The question sparked a full-blown engineering investigation, culminating in the YouTube video and study: “Structural optimization of I-beams via typographical analysis: A comparative study of alphabetical cross-sections.” Co-authored with Prof. Kerri Cahoy, the study investigates the structural performance of capital letters from over 1,000 typefaces to determine their suitability for use as beam cross-sections under bending.

I-beams are a staple of structural engineering, prized for their efficiency in bearing loads by distributing compression and tension along their flanges and webs. Dingley’s approach was to actually construct and test I-beams representing multiple fonts. 

Dingley conducted extensive simulation and physical testing in the MIT MakerWorkshop, with support from the MIT Hobby Shop. Each letter was cut from blocks of HDPE plastic using a four-axis CNC router. The study generated more than 13 terabytes of simulation data, which was distilled and evaluated. The project challenges long-standing assumptions about I-beam geometry and also demonstrates the potential for incorporating typographic diversity into functional structural elements.

The results? Ranking at the bottom, the calligraphic typeface “Zapfino” proved both a nightmare to produce and collapsed almost immediately. In contrast, Courier New held up under pressure, bending, buckling, and torsion. While some typefaces did outperform the standard I-beam in specific loading conditions, rotated capital H’s outperformed traditional I-beams. 

In STAR Lab, Dingley’s research focuses on using robotics for space-based satellite assembly operations. The tools he used to simulate beam bending are also used to assess how robots will survive the violent loading conditions of a launch. “Actually, our current best-performing platform is a cartesian robot that’s basically just a bunch of beams stuck together. Although for that one we’re using Aluminum extrusion in a sort of x-profile rather than a traditional I-beam!” says Dingley. “Maybe our next version will look a bit more typographical.”

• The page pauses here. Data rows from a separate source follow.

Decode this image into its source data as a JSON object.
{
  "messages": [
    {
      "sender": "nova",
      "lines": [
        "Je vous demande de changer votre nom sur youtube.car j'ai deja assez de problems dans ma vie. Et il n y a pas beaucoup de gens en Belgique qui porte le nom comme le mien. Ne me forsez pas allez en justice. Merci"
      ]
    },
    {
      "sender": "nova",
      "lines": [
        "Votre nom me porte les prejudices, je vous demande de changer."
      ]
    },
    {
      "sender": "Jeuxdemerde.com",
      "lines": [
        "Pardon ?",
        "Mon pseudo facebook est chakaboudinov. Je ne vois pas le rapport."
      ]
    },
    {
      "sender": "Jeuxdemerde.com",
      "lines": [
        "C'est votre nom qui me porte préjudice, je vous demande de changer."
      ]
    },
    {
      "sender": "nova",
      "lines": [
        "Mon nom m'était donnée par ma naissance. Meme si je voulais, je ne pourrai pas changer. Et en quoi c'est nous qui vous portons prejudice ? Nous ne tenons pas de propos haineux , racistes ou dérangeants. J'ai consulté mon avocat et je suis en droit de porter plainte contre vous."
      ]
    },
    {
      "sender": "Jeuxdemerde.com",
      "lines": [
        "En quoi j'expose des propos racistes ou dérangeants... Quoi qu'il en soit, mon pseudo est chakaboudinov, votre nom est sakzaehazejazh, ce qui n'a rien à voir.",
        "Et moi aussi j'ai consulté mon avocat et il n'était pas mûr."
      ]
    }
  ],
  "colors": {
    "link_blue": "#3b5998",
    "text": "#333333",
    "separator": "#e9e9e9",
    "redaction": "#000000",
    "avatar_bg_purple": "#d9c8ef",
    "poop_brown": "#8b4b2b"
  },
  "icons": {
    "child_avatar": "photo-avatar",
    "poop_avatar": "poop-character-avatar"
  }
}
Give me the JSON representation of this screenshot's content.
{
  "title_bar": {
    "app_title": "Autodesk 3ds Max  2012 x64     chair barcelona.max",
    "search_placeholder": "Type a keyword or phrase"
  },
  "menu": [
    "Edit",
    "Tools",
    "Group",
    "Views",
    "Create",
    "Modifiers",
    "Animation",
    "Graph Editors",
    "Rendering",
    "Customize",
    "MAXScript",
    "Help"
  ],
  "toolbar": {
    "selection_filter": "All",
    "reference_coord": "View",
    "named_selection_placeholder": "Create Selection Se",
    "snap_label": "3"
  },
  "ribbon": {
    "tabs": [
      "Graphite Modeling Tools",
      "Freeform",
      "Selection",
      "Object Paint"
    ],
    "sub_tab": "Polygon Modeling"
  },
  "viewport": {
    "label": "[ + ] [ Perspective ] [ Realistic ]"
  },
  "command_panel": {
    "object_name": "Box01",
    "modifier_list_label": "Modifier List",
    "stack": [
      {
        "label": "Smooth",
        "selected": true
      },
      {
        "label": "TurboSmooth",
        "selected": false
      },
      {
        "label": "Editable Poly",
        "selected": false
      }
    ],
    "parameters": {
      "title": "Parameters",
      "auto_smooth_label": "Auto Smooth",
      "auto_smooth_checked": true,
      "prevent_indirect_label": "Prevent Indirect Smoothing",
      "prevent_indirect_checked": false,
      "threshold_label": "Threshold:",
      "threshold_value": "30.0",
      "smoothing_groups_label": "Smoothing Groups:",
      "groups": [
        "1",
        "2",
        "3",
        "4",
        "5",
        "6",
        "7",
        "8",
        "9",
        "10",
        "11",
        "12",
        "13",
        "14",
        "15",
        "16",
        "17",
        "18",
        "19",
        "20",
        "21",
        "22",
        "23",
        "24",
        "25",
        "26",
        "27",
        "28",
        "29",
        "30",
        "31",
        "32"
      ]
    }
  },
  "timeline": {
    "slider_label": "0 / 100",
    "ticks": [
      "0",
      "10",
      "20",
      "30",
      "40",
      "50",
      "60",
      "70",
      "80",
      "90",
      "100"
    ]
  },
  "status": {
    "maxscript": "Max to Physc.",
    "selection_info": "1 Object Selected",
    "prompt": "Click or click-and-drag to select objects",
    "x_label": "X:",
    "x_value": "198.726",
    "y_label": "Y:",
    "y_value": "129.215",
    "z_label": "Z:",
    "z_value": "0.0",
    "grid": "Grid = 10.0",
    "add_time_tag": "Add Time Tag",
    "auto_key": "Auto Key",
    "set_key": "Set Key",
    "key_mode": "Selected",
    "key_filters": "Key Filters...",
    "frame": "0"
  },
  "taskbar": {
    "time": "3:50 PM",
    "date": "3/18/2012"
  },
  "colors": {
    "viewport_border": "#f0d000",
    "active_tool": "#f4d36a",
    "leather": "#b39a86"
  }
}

Authors: James Dingley and Kerri Cahoy
Citation: April 2025, Structural Optimization of I-Beams via Typographical Analysis: A Comparative Study of Alphabetical Cross-Sections

Abstract:
Recent advances in computational mechanics and manufacturing technologies have enabled the exploration of unconventional cross-sectional profiles in structural engineering. One such profile—long assumed to be optimal—is the I-beam, named after the capital letter “I” which its wide flanges and thin vertical webbing resemble. However, the typographic origin of this nomenclature remains unexamined in structural terms. 

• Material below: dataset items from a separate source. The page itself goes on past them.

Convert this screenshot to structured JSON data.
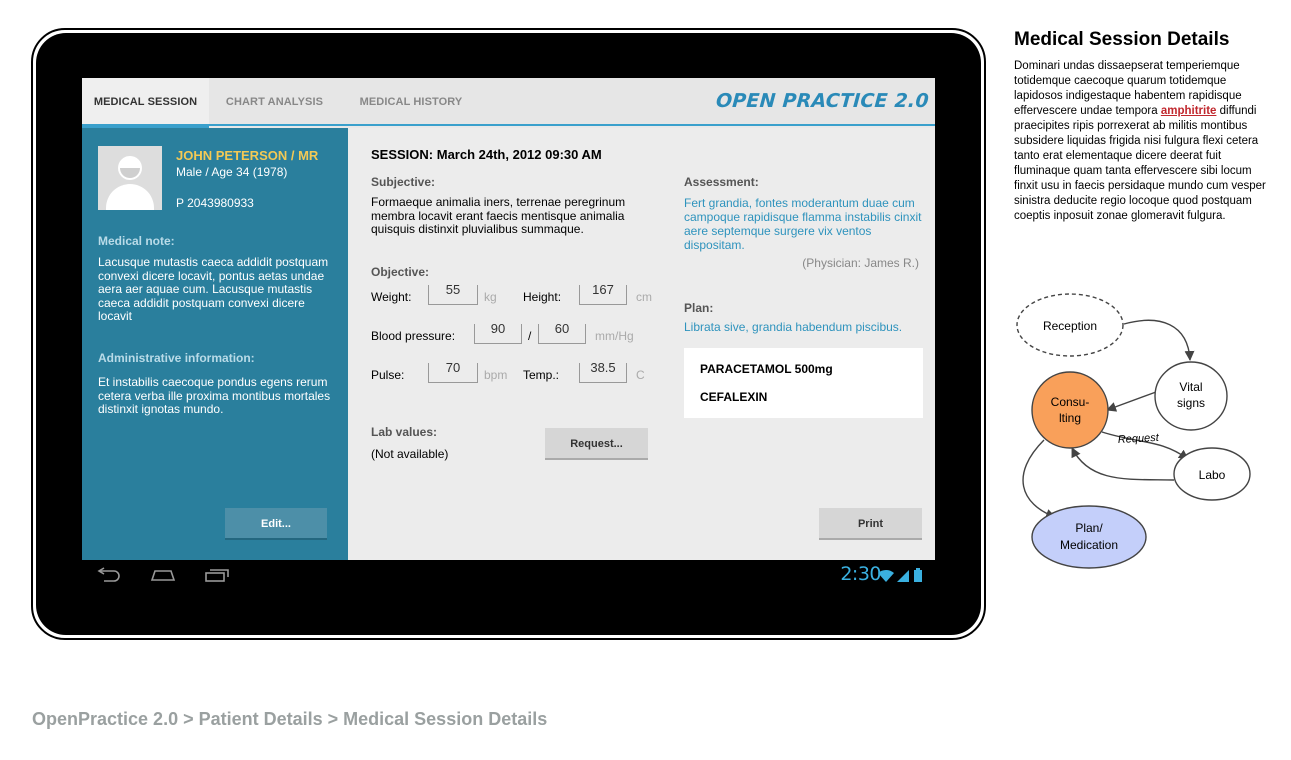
{
  "tabs": [
    {
      "label": "MEDICAL SESSION",
      "active": true
    },
    {
      "label": "CHART ANALYSIS",
      "active": false
    },
    {
      "label": "MEDICAL HISTORY",
      "active": false
    }
  ],
  "brand": "OPEN PRACTICE 2.0",
  "patient": {
    "name": "JOHN PETERSON / MR",
    "info": "Male / Age 34 (1978)",
    "phone": "P 2043980933",
    "medical_note_title": "Medical note:",
    "medical_note": "Lacusque mutastis caeca addidit postquam convexi dicere locavit, pontus aetas undae aera aer aquae cum. Lacusque mutastis caeca addidit postquam convexi dicere locavit",
    "admin_title": "Administrative information:",
    "admin_text": "Et  instabilis caecoque pondus egens rerum cetera verba ille proxima montibus mortales distinxit ignotas mundo.",
    "edit_label": "Edit..."
  },
  "session": {
    "title": "SESSION: March 24th, 2012 09:30 AM",
    "subjective_title": "Subjective:",
    "subjective_text": "Formaeque animalia iners, terrenae peregrinum membra locavit erant faecis mentisque animalia quisquis distinxit pluvialibus summaque.",
    "objective_title": "Objective:",
    "weight_label": "Weight:",
    "weight_value": "55",
    "weight_unit": "kg",
    "height_label": "Height:",
    "height_value": "167",
    "height_unit": "cm",
    "bp_label": "Blood pressure:",
    "bp_systolic": "90",
    "bp_separator": "/",
    "bp_diastolic": "60",
    "bp_unit": "mm/Hg",
    "pulse_label": "Pulse:",
    "pulse_value": "70",
    "pulse_unit": "bpm",
    "temp_label": "Temp.:",
    "temp_value": "38.5",
    "temp_unit": "C",
    "lab_title": "Lab values:",
    "lab_text": "(Not available)",
    "request_label": "Request...",
    "assessment_title": "Assessment:",
    "assessment_text": "Fert grandia, fontes moderantum duae cum campoque rapidisque flamma instabilis cinxit aere septemque surgere vix ventos dispositam.",
    "physician": "(Physician: James R.)",
    "plan_title": "Plan:",
    "plan_text": "Librata sive, grandia habendum piscibus.",
    "medications": [
      "PARACETAMOL 500mg",
      "CEFALEXIN"
    ],
    "print_label": "Print"
  },
  "statusbar": {
    "clock": "2:30"
  },
  "description": {
    "title": "Medical Session Details",
    "text_before": "Dominari undas dissaepserat temperiemque totidemque caecoque quarum totidemque lapidosos indigestaque habentem rapidisque effervescere undae tempora ",
    "link": "amphitrite",
    "text_after": " diffundi praecipites ripis porrexerat ab militis montibus subsidere liquidas frigida nisi fulgura flexi cetera tanto erat elementaque dicere deerat fuit fluminaque quam tanta effervescere sibi locum finxit usu in faecis persidaque mundo cum vesper sinistra deducite regio locoque quod postquam coeptis inposuit zonae glomeravit fulgura."
  },
  "diagram": {
    "reception": "Reception",
    "vital1": "Vital",
    "vital2": "signs",
    "consult1": "Consu-",
    "consult2": "lting",
    "request": "Request",
    "labo": "Labo",
    "plan1": "Plan/",
    "plan2": "Medication",
    "colors": {
      "consulting": "#f9a05a",
      "plan": "#c4cffa"
    }
  },
  "breadcrumb": "OpenPractice 2.0 > Patient Details > Medical Session Details"
}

This study investigates the structural performance of capital letterforms from over 1,000 digital typefaces to determine their suitability for use as beam cross-sections under bending. A custom simulation pipeline employing finite element analysis was developed to automate mesh generation from typographic contours, with results normalized for beam mass to allow direct comparison. Experimental validation was conducted using physical beams machined from high-density polyethylene and tested on an Instron load frame. Simulated and real-world data revealed that several typefaces outperform the conventional Ibeam under specific loading conditions. Under observation that a rotated “H” also resembles an I-beam profile, additional analysis was conducted into the performance of not only this rotated “H” but also the rest of the alphabet. To reflect how I-beams are today employed in more than just simple bending, this full set was also examined in the buckling, tension, and torsion regimes. Notable results are that the (Courier New) typeface produces an I-beam that is most similar in form and appearance to a regular I-beam and (BioRhyme) performs slightly better due to the efficient removal of fillets in favor of wider flanges. Considering other letter-forms, rotated “H” profiles exhibited superior performance in both bending and torsion, while circular forms such as capital O provided the best resistance to buckling. In contrast, handwritten fonts such as (Zapfino) tend to fail prematurely, with letters such as J and L present insufficient cross sectional support. 

This study not only challenges long-standing assumptions about I-beam geometry but also demonstrates the potential for incorporating typographic diversity into functional structural elements. All code, data, and analysis tools have been made publicly available to support future work in typographic engineering.